Since teaching gastroenterology is an important goal, for each patient encountered, I try to make one or two key points. For more complex situations, I may refer a resident to a paper or chapter that I have written. Having published across the spectrum of the field, I am able to extend my teaching reach with little expenditure of extra time during a busy practice session. I often ask medical students to look something up, particularly when they ask a specific question that can be readily answered by an appropriate search of online sources. Although endoscopy is central to the practice of gastroenterology, I am careful to teach young colleagues that acquisition of the excellent clinical skills that inform the judicious selection of endoscopic interventions is of equal or greater importance than acquisition of technical skills, since gastroenterology is not merely a technical specialty [5].

It is imperative that we keep the great traditions of humanistic patient care alive in an era in which the clinical encounter is threatened by depersonalization.

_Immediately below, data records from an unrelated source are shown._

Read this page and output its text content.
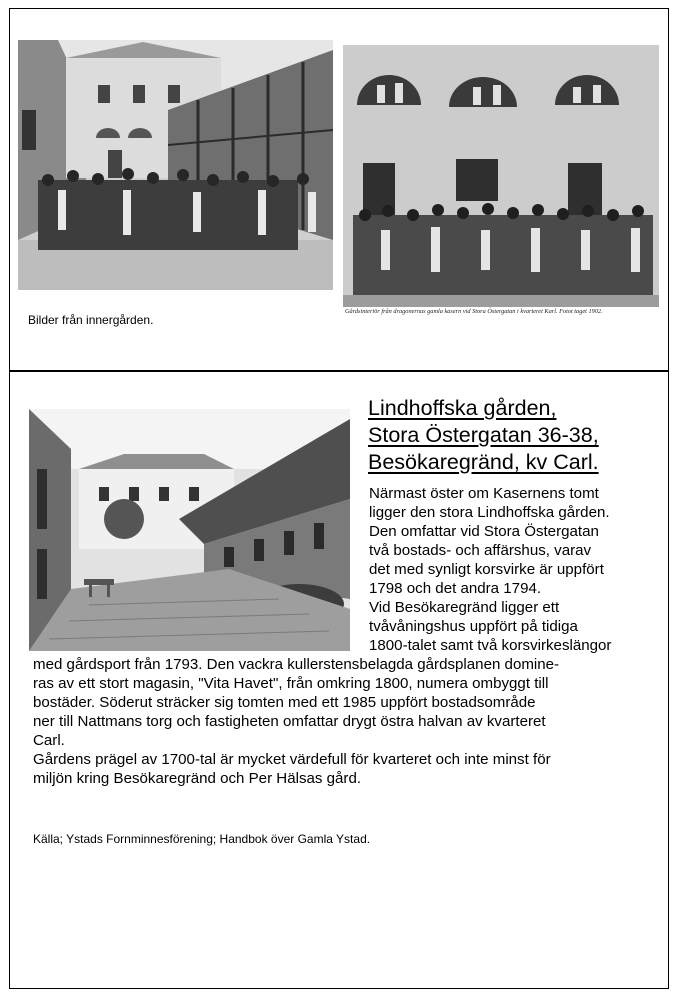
Gårdsinteriör från dragonernas gamla kasern vid Stora Östergatan i kvarteret Karl. Fotot taget 1902.
Bilder från innergården.
Lindhoffska gården,
Stora Östergatan 36-38,
Besökaregränd, kv Carl.
Närmast öster om Kasernens tomt
ligger den stora Lindhoffska gården.
Den omfattar vid Stora Östergatan
två bostads- och affärshus, varav
det med synligt korsvirke är uppfört
1798 och det andra 1794.
Vid Besökaregränd ligger ett
tvåvåningshus uppfört på tidiga
1800-talet samt två korsvirkeslängor
med gårdsport från 1793. Den vackra kullerstensbelagda gårdsplanen domine-
ras av ett stort magasin, "Vita Havet", från omkring 1800, numera ombyggt till
bostäder. Söderut sträcker sig tomten med ett 1985 uppfört bostadsområde
ner till Nattmans torg och fastigheten omfattar drygt östra halvan av kvarteret
Carl.
Gårdens prägel av 1700-tal är mycket värdefull för kvarteret och inte minst för
miljön kring Besökaregränd och Per Hälsas gård.
Källa; Ystads Fornminnesförening; Handbok över Gamla Ystad.
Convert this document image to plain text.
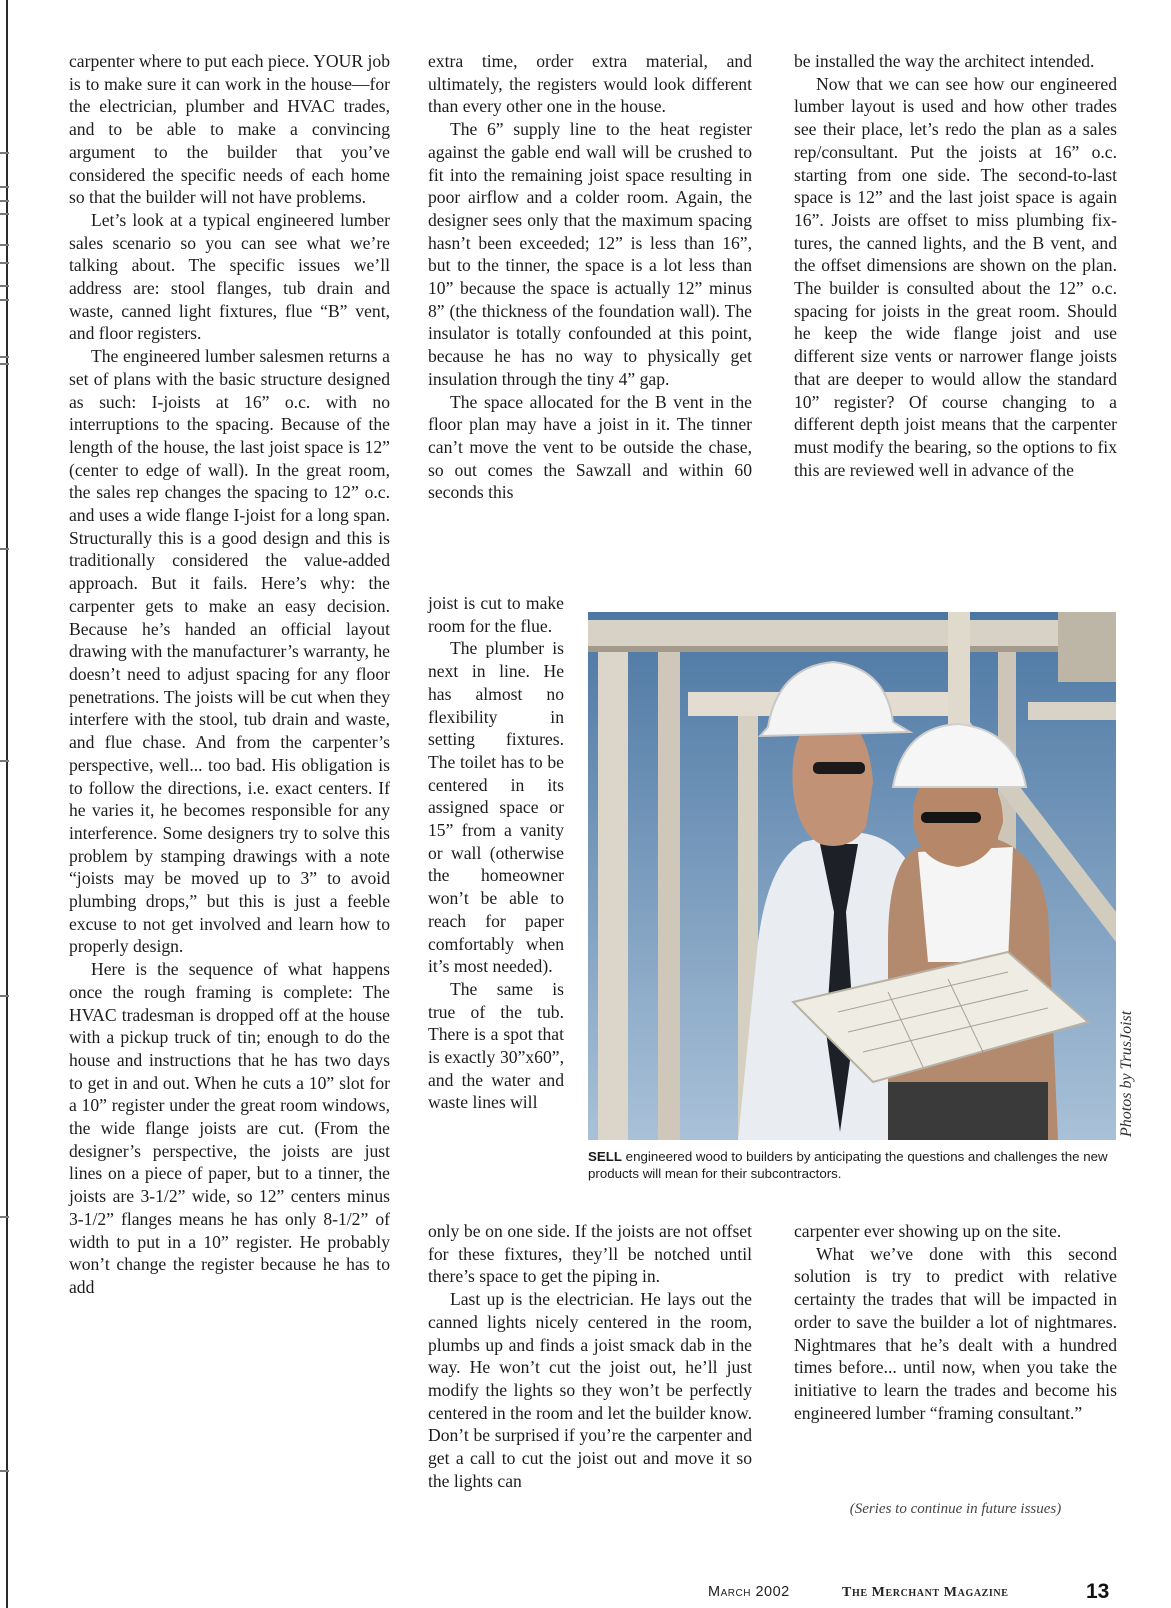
carpenter where to put each piece. YOUR job is to make sure it can work in the house—for the electrician, plumber and HVAC trades, and to be able to make a convincing argument to the builder that you’ve considered the specific needs of each home so that the builder will not have problems.

Let’s look at a typical engineered lumber sales scenario so you can see what we’re talking about. The specific issues we’ll address are: stool flanges, tub drain and waste, canned light fixtures, flue “B” vent, and floor registers.

The engineered lumber salesmen returns a set of plans with the basic structure designed as such: I-joists at 16” o.c. with no interruptions to the spacing. Because of the length of the house, the last joist space is 12” (center to edge of wall). In the great room, the sales rep changes the spacing to 12” o.c. and uses a wide flange I-joist for a long span. Structurally this is a good design and this is traditionally considered the value-added approach. But it fails. Here’s why: the carpenter gets to make an easy decision. Because he’s handed an official layout drawing with the manufacturer’s warranty, he doesn’t need to adjust spacing for any floor penetrations. The joists will be cut when they interfere with the stool, tub drain and waste, and flue chase. And from the carpenter’s perspective, well... too bad. His obligation is to follow the directions, i.e. exact centers. If he varies it, he becomes responsible for any interference. Some designers try to solve this problem by stamping drawings with a note “joists may be moved up to 3” to avoid plumbing drops,” but this is just a feeble excuse to not get involved and learn how to properly design.

Here is the sequence of what happens once the rough framing is complete: The HVAC tradesman is dropped off at the house with a pickup truck of tin; enough to do the house and instructions that he has two days to get in and out. When he cuts a 10” slot for a 10” register under the great room windows, the wide flange joists are cut. (From the designer’s perspective, the joists are just lines on a piece of paper, but to a tinner, the joists are 3-1/2” wide, so 12” centers minus 3-1/2” flanges means he has only 8-1/2” of width to put in a 10” register. He probably won’t change the register because he has to add

extra time, order extra material, and ultimately, the registers would look different than every other one in the house.

The 6” supply line to the heat register against the gable end wall will be crushed to fit into the remaining joist space resulting in poor airflow and a colder room. Again, the designer sees only that the maximum spacing hasn’t been exceeded; 12” is less than 16”, but to the tinner, the space is a lot less than 10” because the space is actually 12” minus 8” (the thickness of the foundation wall). The insulator is totally confounded at this point, because he has no way to physically get insulation through the tiny 4” gap.

The space allocated for the B vent in the floor plan may have a joist in it. The tinner can’t move the vent to be outside the chase, so out comes the Sawzall and within 60 seconds this

joist is cut to make room for the flue.

The plumber is next in line. He has almost no flexibility in setting fixtures. The toilet has to be centered in its assigned space or 15” from a vanity or wall (otherwise the homeowner won’t be able to reach for paper comfortably when it’s most needed).

The same is true of the tub. There is a spot that is exactly 30”x60”, and the water and waste lines will

only be on one side. If the joists are not offset for these fixtures, they’ll be notched until there’s space to get the piping in.

Last up is the electrician. He lays out the canned lights nicely centered in the room, plumbs up and finds a joist smack dab in the way. He won’t cut the joist out, he’ll just modify the lights so they won’t be perfectly centered in the room and let the builder know. Don’t be surprised if you’re the carpenter and get a call to cut the joist out and move it so the lights can

be installed the way the architect intended.

Now that we can see how our engineered lumber layout is used and how other trades see their place, let’s redo the plan as a sales rep/consultant. Put the joists at 16” o.c. starting from one side. The second-to-last space is 12” and the last joist space is again 16”. Joists are offset to miss plumbing fixtures, the canned lights, and the B vent, and the offset dimensions are shown on the plan. The builder is consulted about the 12” o.c. spacing for joists in the great room. Should he keep the wide flange joist and use different size vents or narrower flange joists that are deeper to would allow the standard 10” register? Of course changing to a different depth joist means that the carpenter must modify the bearing, so the options to fix this are reviewed well in advance of the

carpenter ever showing up on the site.

What we’ve done with this second solution is try to predict with relative certainty the trades that will be impacted in order to save the builder a lot of nightmares. Nightmares that he’s dealt with a hundred times before... until now, when you take the initiative to learn the trades and become his engineered lumber “framing consultant.”

Photos by TrusJoist
SELL engineered wood to builders by anticipating the questions and challenges the new products will mean for their subcontractors.
(Series to continue in future issues)
March 2002	The Merchant Magazine	13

Every generation must understand the importance of treating the human being behind the disease, the essential qualities of integrity, kindness, compassion, trust, and empathy, and the value of enthusiasm, clear reasoning, and effective communication [6]. I am particularly fearful that as we transition to so-called population health management and use templated electronic data entry programs, we will forget about the patient’s individual story in all its richness and the human emotions that govern behavior at times of illness and stress. I am concerned that our new electronic record systems were not designed with teaching the art of medicine in mind [7, 8]. Recently, I have been asked to stop dictating my patient notes and instead enter checklists into the health record to facilitate data analysis, not to mention billing compliance. (Thus far, I have resisted, at least partially!) An unintended consequence of such “progress” is a growing restriction on the use of methods that have served me well to teach students and residents how to effectively and humanistically care for patients. Preliminary work has, in fact, suggested that implementation of an electronic health record dampens the enthusiasm of faculty for teaching [9]. Conversely, I recognize that the electronic health record can be used as an effective and even innovative teaching tool [10]. Clearly, we must find ways to incorporate new technology while keeping the rich traditions of medicine alive in the “new world order” [11].